David Mercer, 51, suffered a severe cut to the back of his head during a dispute Thursday night with up to three men, according to a report by the Metropolitan Police Department. One of the men took his cellphone from the store counter after he set it down to buy something and the assault occurred outside the store during an argument between Mr. Mercer and the men.

Mr. Mercer is a former deputy national finance director for the Democratic National Committee and a political strategist who has worked on a number of political and presidential campaigns, according to online biographies.

One witness of the aftermath of the assault, which happened around 10 p.m. Thursday at 8th Street and Maryland Avenue, said Mr. Mercer was unable to talk coherently or even stand up as a result of his injuries.

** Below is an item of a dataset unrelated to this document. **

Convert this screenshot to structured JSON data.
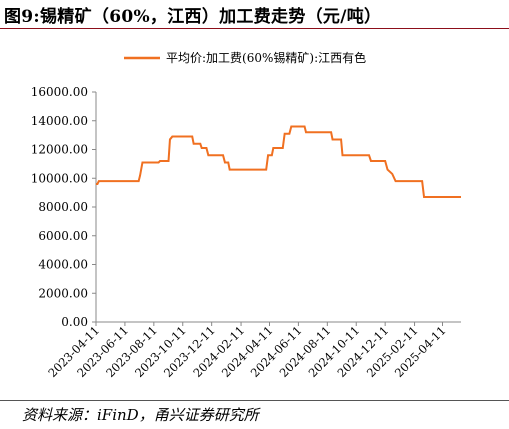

“There was quite a bit of blood on the ground,” said neighborhood resident Dave Stroup, who came across the scene while walking to the 7-Eleven that night. “He was trying to talk but it wasn’t making sense.”

Mr. Stroup didn’t know who Mr. Mercer was at the time but said he later spoke with a friend of the Mercer family who said Mr. Mercer suffered a brain injury as a result of the attack.

Attackers used their hands and feet rather than a weapon, according to a police report.

MPD Cmdr. George Kucik said the assault is still being investigated and as of Tuesday no arrests had been made. Investigators have obtained surveillance footage from the 7-Eleven store and “we believe we’ve identified everybody involved,” Cmdr. Kucik said.

On Tuesday afternoon, nearby residents passing the 7-Eleven store were surprised to hear of the violent attack.

“I was surprised when the store got robbed,” said Tyrone Williams of a prior incident he said took place about a month ago. “That’s the first time I heard about a fight, though.”

Mr. Stroup said loiterers typically gather outside the store in the evenings but he’s never felt afraid to go there.

“It’s one of the few places open if you need to grab something late,” he said. “I felt comfortable going there at 10 o’clock at night, but I might re-evaluate that.”